A Biallelic Paradigm for XPD Disorders
Recently, proteins originating from presumed null alleles were biochemically characterised as inactive in basal transcription [27], providing an explanation as to why these alleles failed to rescue lethality in haploid S. pombe with a null mutation in the XPD homologue rad15 [19]. Our data suggest that certain presumed null alleles, although unable on their own to support basal transcription, may in fact have a substantial impact on disease outcome in compound heterozygous humans, as they do in mouse models.
Clinical evidence in support of this hypothesis comes from a number of XP complementation group D patients that do not fit within the framework of the current monoallelic paradigm of XPD disorders (Figure 5). In contrast to two hemizygous XPDXPCS patients carrying the XPDG47R- or XPDR666W-encoding alleles who died of the disease before 2 y of age, two compound heterozygous XPDXPCS patients carrying the same XPDG47R- or XPDR666W-encoding alleles in addition to the presumed null XPDL461V+del716−730 both had considerably milder disease symptoms and survived more than ten times longer (A. Lehmann, personal communication) (Figure 5). Compound heterozygosity is also associated with the recently reported combination XP and TTD (XPTTD) syndrome [8]. Similar to the XpdTTD/†XPCS and XpdTTD/†XP mice described here, both patients with XPTTD described so far had intermediate hair cysteine values. Furthermore, XPTTD patient XP38BR carried a “causative” TTD mutation in one allele and a novel point mutation encoding XPDL485P in the other. Although the XPDL485P-encoding allele fails to complement viability in the haploid S. pombe rad15 deletion strain and is thus interpretable as a null allele [8], we nonetheless suggest that the combined XPTTD phenotype in this patient involves phenotypic contributions from both alleles. Taken together, these data suggest a shift to a biallelic paradigm for compound heterozygous patients in XP complementation group D.

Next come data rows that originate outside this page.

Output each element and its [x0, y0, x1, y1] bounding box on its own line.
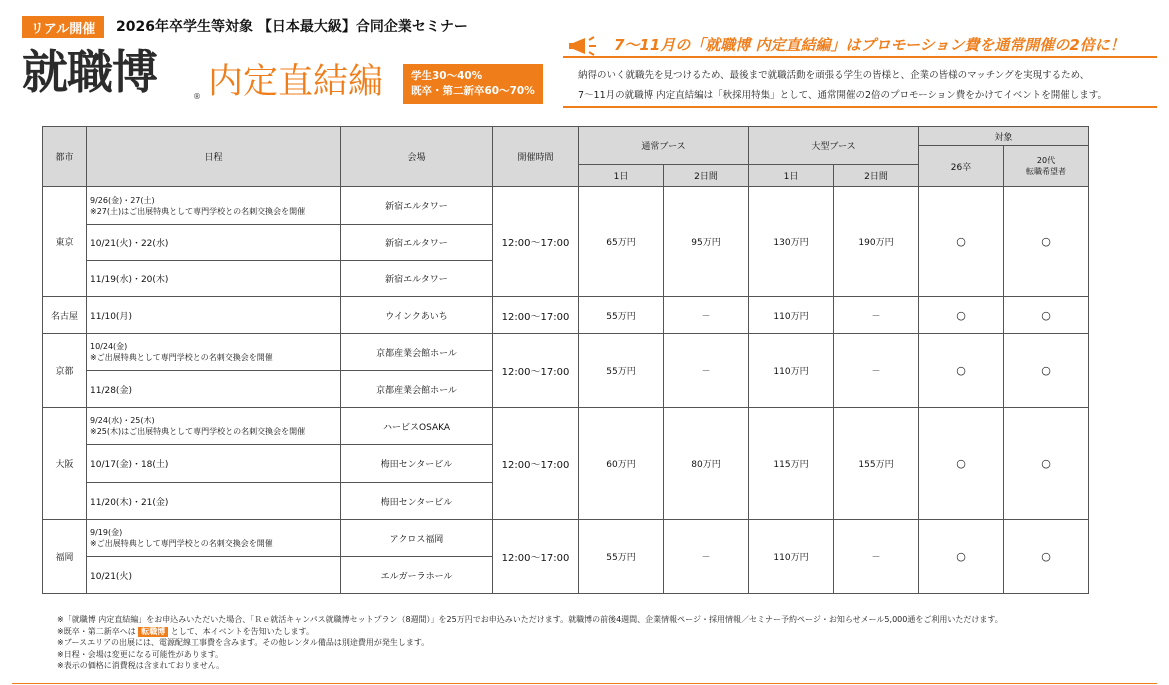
price-normal-2days: － — [664, 297, 749, 334]
footnote: ※「就職博 内定直結編」をお申込みいただいた場合、「Ｒｅ就活キャンパス就職博セットプラン（8週間）」を25万円でお申込みいただけます。就職博の前後4週間、企業情報ページ・採用情報／セミナー予約ページ・お知らせメール5,000通をご利用いただけます。 — [57, 615, 1003, 624]
schedule-cell: 10/21(火)・22(水) — [87, 225, 341, 261]
registered-mark: ® — [193, 92, 201, 101]
target-20s-mark: ○ — [1004, 408, 1089, 520]
schedule-cell — [87, 520, 341, 557]
price-normal-1day: 55万円 — [579, 297, 664, 334]
header-target: 対象 — [919, 127, 1089, 146]
target-20s-mark: ○ — [1004, 297, 1089, 334]
seminar-schedule-table — [42, 126, 1089, 594]
schedule-date: 9/24(水)・25(木) — [90, 416, 155, 425]
schedule-cell: 10/21(火) — [87, 557, 341, 594]
promo-headline: 7～11月の「就職博 内定直結編」はプロモーション費を通常開催の2倍に！ — [614, 36, 1125, 54]
naitei-chokketsu-logo: 内定直結編 — [208, 62, 384, 102]
time-cell: 12:00～17:00 — [493, 187, 579, 297]
price-normal-1day: 55万円 — [579, 520, 664, 594]
header-twenties-line1: 20代 — [1036, 156, 1056, 165]
price-normal-1day: 65万円 — [579, 187, 664, 297]
venue-cell: 梅田センタービル — [341, 483, 493, 520]
header-time: 開催時間 — [493, 127, 579, 187]
price-large-1day: 110万円 — [749, 334, 834, 408]
price-large-2days: － — [834, 520, 919, 594]
table-row — [43, 334, 1089, 371]
promo-divider-bottom — [563, 106, 1157, 108]
price-normal-2days: 95万円 — [664, 187, 749, 297]
price-large-2days: 155万円 — [834, 408, 919, 520]
city-cell: 京都 — [43, 334, 87, 408]
ratio-students: 学生30～40% — [411, 70, 483, 82]
bottom-divider — [12, 683, 1157, 684]
target-26-mark: ○ — [919, 334, 1004, 408]
venue-cell: 京都産業会館ホール — [341, 371, 493, 408]
price-large-1day: 130万円 — [749, 187, 834, 297]
venue-cell: 京都産業会館ホール — [341, 334, 493, 371]
target-26-mark: ○ — [919, 187, 1004, 297]
header-venue: 会場 — [341, 127, 493, 187]
header-large-2days: 2日間 — [834, 165, 919, 187]
schedule-cell — [87, 408, 341, 445]
price-large-2days: 190万円 — [834, 187, 919, 297]
time-cell: 12:00～17:00 — [493, 520, 579, 594]
header-large-1day: 1日 — [749, 165, 834, 187]
venue-cell: アクロス福岡 — [341, 520, 493, 557]
promo-description — [578, 66, 1158, 106]
real-event-badge: リアル開催 — [22, 16, 104, 38]
schedule-cell: 11/19(水)・20(木) — [87, 261, 341, 297]
venue-cell: エルガーラホール — [341, 557, 493, 594]
venue-cell: ハービスOSAKA — [341, 408, 493, 445]
city-cell: 名古屋 — [43, 297, 87, 334]
price-large-1day: 110万円 — [749, 297, 834, 334]
header-normal-2days: 2日間 — [664, 165, 749, 187]
footnote-text: として、本イベントを告知いたします。 — [170, 626, 314, 636]
schedule-date: 10/24(金) — [90, 342, 128, 351]
header-twenties — [1004, 146, 1089, 187]
target-20s-mark: ○ — [1004, 334, 1089, 408]
schedule-cell: 11/20(木)・21(金) — [87, 483, 341, 520]
ratio-graduates: 既卒・第二新卒60～70% — [411, 85, 535, 97]
attendee-ratio-box — [403, 64, 543, 104]
header-normal-1day: 1日 — [579, 165, 664, 187]
schedule-cell: 11/10(月) — [87, 297, 341, 334]
target-20s-mark: ○ — [1004, 187, 1089, 297]
footnote: ※ブースエリアの出展には、電源配線工事費を含みます。その他レンタル備品は別途費用が発生します。 — [57, 638, 430, 647]
target-26-mark: ○ — [919, 520, 1004, 594]
footnote: ※日程・会場は変更になる可能性があります。 — [57, 649, 224, 659]
schedule-cell: 11/28(金) — [87, 371, 341, 408]
venue-cell: 新宿エルタワー — [341, 261, 493, 297]
city-cell: 東京 — [43, 187, 87, 297]
venue-cell: ウインクあいち — [341, 297, 493, 334]
header-normal-booth: 通常ブース — [579, 127, 749, 165]
header-city: 都市 — [43, 127, 87, 187]
city-cell: 福岡 — [43, 520, 87, 594]
promo-text-line: 納得のいく就職先を見つけるため、最後まで就職活動を頑張る学生の皆様と、企業の皆様のマッチングを実現するため、 — [578, 70, 1090, 81]
event-title: 2026年卒学生等対象 【日本最大級】合同企業セミナー — [116, 19, 468, 35]
price-normal-1day: 60万円 — [579, 408, 664, 520]
schedule-note: ※27(土)はご出展特典として専門学校との名刺交換会を開催 — [90, 206, 306, 216]
footnote — [57, 626, 1003, 638]
schedule-cell — [87, 187, 341, 225]
venue-cell: 新宿エルタワー — [341, 225, 493, 261]
table-row — [43, 408, 1089, 445]
price-normal-2days: － — [664, 520, 749, 594]
footnotes — [57, 614, 1003, 672]
header-twenties-line2: 転職希望者 — [1026, 167, 1066, 176]
promo-text-line: 7～11月の就職博 内定直結編は「秋採用特集」として、通常開催の2倍のプロモーション費をかけてイベントを開催します。 — [578, 90, 1107, 101]
header-large-booth: 大型ブース — [749, 127, 919, 165]
schedule-cell: 10/17(金)・18(土) — [87, 445, 341, 483]
schedule-note: ※25(木)はご出展特典として専門学校との名刺交換会を開催 — [90, 427, 306, 436]
venue-cell: 新宿エルタワー — [341, 187, 493, 225]
target-20s-mark: ○ — [1004, 520, 1089, 594]
table-row — [43, 187, 1089, 225]
schedule-date: 9/26(金)・27(土) — [90, 195, 155, 205]
time-cell: 12:00～17:00 — [493, 297, 579, 334]
header-schedule: 日程 — [87, 127, 341, 187]
schedule-note: ※ご出展特典として専門学校との名刺交換会を開催 — [90, 353, 273, 362]
target-26-mark: ○ — [919, 408, 1004, 520]
megaphone-icon — [567, 34, 603, 58]
shushokuhaku-logo: 就職博 — [22, 45, 157, 99]
schedule-note: ※ご出展特典として専門学校との名刺交換会を開催 — [90, 539, 273, 548]
promo-divider — [563, 56, 1157, 58]
price-large-1day: 115万円 — [749, 408, 834, 520]
tenshokuhaku-logo: 転職博 — [138, 627, 168, 637]
price-normal-1day: 55万円 — [579, 334, 664, 408]
schedule-date: 9/19(金) — [90, 528, 123, 537]
header-grad26: 26卒 — [919, 146, 1004, 187]
city-cell: 大阪 — [43, 408, 87, 520]
time-cell: 12:00～17:00 — [493, 408, 579, 520]
price-normal-2days: － — [664, 334, 749, 408]
time-cell: 12:00～17:00 — [493, 334, 579, 408]
schedule-cell — [87, 334, 341, 371]
target-26-mark: ○ — [919, 297, 1004, 334]
table-row — [43, 520, 1089, 557]
table-row — [43, 297, 1089, 334]
price-normal-2days: 80万円 — [664, 408, 749, 520]
venue-cell: 梅田センタービル — [341, 445, 493, 483]
footnote: ※表示の価格に消費税は含まれておりません。 — [57, 661, 225, 670]
price-large-1day: 110万円 — [749, 520, 834, 594]
footnote-text: ※既卒・第二新卒へは — [57, 626, 136, 636]
price-large-2days: － — [834, 334, 919, 408]
price-large-2days: － — [834, 297, 919, 334]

Figure 5  Genotype–Phenotype Relationships in XPD Disorders
According to the current monoallelic hypothesis, phenotype is determined solely by the causative allele product. If a second, different allele is present, it is considered a functional null. There is a lack of any correlation between the site of the XPD mutation and the resulting disorder. We propose a biallelic hypothesis for compound heterozygotes in which both alleles can contribute to the phenotype. Examples of compound heterozygous patients in which a second, presumed null allele is likely to contribute to disease outcome are provided above in comparison to corresponding homo- or hemizygous patients with the same causative allele. Numbers in the schematic of the protein indicate the helicase domains.